To Live is Christ

Today, I received what I consider to be the one of the biggest unexpected interruptions that I've had this year. A part of my past, a chapter that I thought was closed was opened again. Apparently, the Lord thought it was time that I be tested since I claim to be a changed woman—no longer who I used to be because Jesus truly saved my life. But I was so perplexed by the situation that I really didn't know how to feel, what to think, or how to react. I certainly wasn't thinking about how far I had come. But I know what the word of God says and one of the things Jesus tells us is that we have to "deny ourselves, take up our cross, and follow him" in order to be his disciple (Matthew 16:24.) In that moment, denying myself just seemed all too difficult. But I'm changed, right?

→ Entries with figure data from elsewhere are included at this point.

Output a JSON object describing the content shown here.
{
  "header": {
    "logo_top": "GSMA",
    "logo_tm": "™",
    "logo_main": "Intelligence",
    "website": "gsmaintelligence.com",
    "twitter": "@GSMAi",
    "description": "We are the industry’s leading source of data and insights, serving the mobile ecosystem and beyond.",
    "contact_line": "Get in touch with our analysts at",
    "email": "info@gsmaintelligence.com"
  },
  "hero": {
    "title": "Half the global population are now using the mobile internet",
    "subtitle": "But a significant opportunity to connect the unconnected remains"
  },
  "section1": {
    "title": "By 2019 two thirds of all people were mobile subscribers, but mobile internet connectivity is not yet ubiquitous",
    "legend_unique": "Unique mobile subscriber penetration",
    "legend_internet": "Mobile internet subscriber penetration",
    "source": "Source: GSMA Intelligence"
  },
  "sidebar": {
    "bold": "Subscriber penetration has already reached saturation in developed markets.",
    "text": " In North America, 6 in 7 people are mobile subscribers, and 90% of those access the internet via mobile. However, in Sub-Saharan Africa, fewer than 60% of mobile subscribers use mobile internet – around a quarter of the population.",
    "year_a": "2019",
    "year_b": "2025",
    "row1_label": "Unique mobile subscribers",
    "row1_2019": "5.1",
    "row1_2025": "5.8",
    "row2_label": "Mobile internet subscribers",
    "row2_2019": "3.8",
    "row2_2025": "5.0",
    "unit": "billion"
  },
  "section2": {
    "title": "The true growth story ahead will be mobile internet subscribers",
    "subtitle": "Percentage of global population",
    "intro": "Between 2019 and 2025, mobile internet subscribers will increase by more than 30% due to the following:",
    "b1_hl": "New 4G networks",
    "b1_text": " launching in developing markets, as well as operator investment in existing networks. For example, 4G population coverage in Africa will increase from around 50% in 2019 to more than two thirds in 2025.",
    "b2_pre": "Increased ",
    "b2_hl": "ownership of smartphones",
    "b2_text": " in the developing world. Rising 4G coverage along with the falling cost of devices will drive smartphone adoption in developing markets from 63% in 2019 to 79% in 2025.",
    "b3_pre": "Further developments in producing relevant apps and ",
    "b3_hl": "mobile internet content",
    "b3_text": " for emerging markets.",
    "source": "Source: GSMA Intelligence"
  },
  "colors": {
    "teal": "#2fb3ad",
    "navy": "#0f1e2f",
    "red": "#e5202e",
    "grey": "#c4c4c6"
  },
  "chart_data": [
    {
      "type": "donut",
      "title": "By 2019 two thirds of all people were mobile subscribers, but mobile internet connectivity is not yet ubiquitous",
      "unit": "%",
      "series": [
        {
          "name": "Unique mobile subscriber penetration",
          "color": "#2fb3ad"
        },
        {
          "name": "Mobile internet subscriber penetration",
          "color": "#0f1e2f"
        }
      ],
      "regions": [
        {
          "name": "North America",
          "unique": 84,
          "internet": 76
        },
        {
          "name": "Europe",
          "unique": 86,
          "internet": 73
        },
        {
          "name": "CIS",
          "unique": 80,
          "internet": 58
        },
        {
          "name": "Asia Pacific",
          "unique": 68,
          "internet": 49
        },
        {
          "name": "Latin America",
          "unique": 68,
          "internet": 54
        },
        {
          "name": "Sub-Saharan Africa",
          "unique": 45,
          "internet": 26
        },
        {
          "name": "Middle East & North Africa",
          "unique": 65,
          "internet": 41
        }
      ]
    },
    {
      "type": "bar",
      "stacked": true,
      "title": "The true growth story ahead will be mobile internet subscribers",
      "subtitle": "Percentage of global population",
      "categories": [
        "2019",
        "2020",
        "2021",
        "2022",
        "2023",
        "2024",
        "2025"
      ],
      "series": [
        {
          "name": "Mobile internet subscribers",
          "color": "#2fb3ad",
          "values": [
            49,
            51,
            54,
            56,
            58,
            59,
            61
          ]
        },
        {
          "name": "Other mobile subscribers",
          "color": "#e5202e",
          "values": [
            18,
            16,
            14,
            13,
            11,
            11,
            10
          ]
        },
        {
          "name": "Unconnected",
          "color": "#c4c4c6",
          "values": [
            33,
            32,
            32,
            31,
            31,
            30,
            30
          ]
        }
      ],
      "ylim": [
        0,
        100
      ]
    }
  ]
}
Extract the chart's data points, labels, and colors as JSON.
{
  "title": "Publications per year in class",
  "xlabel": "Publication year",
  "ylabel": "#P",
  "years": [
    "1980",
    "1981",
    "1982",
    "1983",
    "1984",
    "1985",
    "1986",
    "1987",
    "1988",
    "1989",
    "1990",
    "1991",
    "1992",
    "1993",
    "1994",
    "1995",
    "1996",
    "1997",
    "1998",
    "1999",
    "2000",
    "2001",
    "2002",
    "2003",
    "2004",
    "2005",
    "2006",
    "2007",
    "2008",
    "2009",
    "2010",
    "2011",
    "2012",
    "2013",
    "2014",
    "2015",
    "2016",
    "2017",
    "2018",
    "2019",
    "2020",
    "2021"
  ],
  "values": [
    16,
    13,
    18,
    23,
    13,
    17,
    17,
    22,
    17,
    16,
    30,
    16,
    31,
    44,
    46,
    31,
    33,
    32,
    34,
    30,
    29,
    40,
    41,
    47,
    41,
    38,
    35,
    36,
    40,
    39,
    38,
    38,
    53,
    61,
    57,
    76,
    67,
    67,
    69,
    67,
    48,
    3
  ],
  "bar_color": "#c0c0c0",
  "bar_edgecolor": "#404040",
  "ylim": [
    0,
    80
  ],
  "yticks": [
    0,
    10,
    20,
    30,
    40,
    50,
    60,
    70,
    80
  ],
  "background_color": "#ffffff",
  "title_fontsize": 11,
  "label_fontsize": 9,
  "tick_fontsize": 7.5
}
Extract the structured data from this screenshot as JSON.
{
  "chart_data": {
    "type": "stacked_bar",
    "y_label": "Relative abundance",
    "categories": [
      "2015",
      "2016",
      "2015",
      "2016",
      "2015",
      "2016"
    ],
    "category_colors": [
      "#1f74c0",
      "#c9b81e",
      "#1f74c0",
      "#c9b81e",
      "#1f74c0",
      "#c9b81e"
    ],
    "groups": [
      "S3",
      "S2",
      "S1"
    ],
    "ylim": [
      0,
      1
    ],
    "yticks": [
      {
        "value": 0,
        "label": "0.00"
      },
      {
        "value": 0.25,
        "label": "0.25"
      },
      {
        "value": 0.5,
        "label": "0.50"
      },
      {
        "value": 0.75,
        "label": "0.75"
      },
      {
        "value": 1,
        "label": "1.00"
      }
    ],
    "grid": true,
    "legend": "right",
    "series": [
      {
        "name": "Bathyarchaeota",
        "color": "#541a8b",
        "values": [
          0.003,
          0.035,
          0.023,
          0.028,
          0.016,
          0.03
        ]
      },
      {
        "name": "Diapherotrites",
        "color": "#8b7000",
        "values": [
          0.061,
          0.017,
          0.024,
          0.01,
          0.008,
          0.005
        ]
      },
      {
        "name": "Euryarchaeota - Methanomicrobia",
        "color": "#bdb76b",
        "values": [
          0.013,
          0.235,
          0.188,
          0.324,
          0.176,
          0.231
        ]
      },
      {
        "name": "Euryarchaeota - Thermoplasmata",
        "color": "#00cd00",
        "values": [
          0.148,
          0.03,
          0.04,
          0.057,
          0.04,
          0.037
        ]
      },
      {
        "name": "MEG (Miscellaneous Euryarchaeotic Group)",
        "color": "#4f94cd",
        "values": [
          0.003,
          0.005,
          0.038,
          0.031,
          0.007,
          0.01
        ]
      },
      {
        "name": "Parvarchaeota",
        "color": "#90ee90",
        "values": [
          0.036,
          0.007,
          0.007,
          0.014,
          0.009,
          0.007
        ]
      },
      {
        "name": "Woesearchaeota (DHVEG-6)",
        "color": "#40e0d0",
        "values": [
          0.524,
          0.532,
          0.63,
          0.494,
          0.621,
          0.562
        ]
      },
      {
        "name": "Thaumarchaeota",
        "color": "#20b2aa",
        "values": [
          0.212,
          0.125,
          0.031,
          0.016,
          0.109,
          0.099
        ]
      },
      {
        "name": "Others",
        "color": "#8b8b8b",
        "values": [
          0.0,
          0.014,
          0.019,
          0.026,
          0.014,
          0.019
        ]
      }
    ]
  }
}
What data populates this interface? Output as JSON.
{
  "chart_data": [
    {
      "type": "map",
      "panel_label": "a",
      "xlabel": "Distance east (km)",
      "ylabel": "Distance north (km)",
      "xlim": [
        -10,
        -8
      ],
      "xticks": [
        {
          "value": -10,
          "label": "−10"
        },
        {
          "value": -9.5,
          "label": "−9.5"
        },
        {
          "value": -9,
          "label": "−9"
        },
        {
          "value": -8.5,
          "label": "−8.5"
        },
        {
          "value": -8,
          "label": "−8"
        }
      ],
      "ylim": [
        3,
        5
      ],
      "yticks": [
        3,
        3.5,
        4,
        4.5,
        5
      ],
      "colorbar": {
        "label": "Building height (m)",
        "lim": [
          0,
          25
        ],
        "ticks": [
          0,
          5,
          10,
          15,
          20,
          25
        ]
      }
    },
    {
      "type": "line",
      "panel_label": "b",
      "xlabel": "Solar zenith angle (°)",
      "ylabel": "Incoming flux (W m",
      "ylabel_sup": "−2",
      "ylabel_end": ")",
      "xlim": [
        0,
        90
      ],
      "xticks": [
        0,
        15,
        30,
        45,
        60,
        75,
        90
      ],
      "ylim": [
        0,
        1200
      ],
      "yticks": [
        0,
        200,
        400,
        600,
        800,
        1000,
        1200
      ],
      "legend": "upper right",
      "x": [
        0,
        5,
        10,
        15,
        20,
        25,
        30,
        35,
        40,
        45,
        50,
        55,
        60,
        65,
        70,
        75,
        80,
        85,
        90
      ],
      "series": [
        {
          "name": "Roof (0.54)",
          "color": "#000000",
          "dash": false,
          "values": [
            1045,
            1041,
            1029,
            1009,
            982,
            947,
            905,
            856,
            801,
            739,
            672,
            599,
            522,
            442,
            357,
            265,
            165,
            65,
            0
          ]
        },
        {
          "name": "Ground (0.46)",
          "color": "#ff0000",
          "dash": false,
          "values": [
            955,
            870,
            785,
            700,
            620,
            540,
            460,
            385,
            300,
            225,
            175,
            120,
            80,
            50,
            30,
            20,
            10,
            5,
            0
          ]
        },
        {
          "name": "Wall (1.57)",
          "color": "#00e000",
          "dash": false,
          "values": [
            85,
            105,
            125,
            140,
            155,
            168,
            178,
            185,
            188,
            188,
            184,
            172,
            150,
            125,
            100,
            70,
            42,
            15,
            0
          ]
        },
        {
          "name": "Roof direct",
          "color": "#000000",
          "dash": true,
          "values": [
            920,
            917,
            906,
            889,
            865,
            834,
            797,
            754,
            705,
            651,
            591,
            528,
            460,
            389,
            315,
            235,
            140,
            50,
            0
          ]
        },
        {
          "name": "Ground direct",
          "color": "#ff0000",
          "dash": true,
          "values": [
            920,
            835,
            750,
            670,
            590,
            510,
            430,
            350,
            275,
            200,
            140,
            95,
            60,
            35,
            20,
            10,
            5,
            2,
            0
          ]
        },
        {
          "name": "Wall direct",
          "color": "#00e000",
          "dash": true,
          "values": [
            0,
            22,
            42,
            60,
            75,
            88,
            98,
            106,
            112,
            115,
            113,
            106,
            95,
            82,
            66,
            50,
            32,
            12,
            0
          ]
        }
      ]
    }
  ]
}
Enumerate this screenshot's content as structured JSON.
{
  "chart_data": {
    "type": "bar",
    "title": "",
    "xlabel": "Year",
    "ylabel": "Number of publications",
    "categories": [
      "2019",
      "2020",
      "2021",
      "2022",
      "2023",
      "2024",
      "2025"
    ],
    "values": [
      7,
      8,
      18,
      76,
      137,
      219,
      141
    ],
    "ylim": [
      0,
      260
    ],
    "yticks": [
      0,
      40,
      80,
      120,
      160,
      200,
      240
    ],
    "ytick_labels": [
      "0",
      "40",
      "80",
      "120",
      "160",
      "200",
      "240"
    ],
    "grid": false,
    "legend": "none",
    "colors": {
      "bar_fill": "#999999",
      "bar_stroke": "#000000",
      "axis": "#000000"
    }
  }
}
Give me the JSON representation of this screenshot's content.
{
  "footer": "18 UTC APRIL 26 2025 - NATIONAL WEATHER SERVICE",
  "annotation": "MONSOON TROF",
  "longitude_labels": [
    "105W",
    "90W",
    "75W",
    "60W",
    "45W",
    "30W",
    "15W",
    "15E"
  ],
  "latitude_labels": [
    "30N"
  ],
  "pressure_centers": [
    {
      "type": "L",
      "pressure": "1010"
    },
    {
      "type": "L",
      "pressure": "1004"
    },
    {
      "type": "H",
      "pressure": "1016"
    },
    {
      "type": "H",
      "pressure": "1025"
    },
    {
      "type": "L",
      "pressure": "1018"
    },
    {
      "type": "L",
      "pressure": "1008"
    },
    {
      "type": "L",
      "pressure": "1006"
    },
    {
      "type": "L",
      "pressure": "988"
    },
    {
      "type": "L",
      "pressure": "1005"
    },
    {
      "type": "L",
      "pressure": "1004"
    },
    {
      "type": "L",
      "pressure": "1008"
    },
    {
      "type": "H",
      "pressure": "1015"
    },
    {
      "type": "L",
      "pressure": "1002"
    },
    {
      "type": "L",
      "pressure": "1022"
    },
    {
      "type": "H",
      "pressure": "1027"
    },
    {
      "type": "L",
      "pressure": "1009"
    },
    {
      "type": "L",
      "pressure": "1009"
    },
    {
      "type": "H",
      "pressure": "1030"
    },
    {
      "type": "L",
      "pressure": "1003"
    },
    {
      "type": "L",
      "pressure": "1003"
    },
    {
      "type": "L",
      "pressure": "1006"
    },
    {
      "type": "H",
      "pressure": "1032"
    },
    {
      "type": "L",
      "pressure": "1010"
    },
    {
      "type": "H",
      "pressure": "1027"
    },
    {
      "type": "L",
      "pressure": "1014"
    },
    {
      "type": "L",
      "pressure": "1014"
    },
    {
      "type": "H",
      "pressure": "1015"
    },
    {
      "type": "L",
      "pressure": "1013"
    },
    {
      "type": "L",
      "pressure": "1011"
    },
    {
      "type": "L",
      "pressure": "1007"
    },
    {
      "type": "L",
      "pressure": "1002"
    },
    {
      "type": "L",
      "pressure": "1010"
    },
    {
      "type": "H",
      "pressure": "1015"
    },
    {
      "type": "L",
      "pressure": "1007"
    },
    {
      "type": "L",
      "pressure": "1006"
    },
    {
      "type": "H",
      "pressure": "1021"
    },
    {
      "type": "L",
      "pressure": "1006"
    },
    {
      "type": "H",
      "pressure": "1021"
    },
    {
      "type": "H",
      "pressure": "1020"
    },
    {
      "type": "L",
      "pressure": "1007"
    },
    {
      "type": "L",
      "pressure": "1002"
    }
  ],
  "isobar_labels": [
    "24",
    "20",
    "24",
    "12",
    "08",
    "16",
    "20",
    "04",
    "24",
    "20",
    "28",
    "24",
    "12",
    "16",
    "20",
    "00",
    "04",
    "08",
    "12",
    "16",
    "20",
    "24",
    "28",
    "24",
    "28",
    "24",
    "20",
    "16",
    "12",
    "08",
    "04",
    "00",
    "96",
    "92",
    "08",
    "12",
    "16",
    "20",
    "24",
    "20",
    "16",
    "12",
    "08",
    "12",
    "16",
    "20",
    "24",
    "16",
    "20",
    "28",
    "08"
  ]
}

Shortly after, I watched a bible study (To Live is Christ, To Die is Gain by Pastor Matt Chandler on Right Now Media) that convicted me and reminded me of one simple truth: Life is not about me. Never has been. Never will be. Plain and simple. The moment I truly laid my life down to follow Christ is when I came to the end of me. I no longer exist, but Christ...that's the goal, that's who I strive to be like now.

While I'm here on this earth, I want so desperately to please Christ with my walk and my faith. No matter how badly it hurts my flesh or how much I want to kick and scream "Lord, this just isn't fair!" I have to remember that what I do now matters. Every time I'm given a test, it's up to me to exercise what I have already attained. In this unexpected moment, I could have reacted in my flesh which only serves and glorifies me or I could have acted in a way that glorifies my Heavenly Father.  Needless to say, after watching that bible study, I chose the latter. As Paul says, I have to forget what is behind me and press toward the goal to win the prize...which is Christ, himself (Phil. 3:13-14.)

I want to inherit my prize someday and most days it's hard to think like that but knowing that earth is not the end I (we) have to stay focused. We have to continuously and passionately pursue Christ and all that He is on a daily basis in order to keep in mind that this life is about living for His glory and not our own. Today, I was reminded to live is Christ. Lord, please help us all to never forget.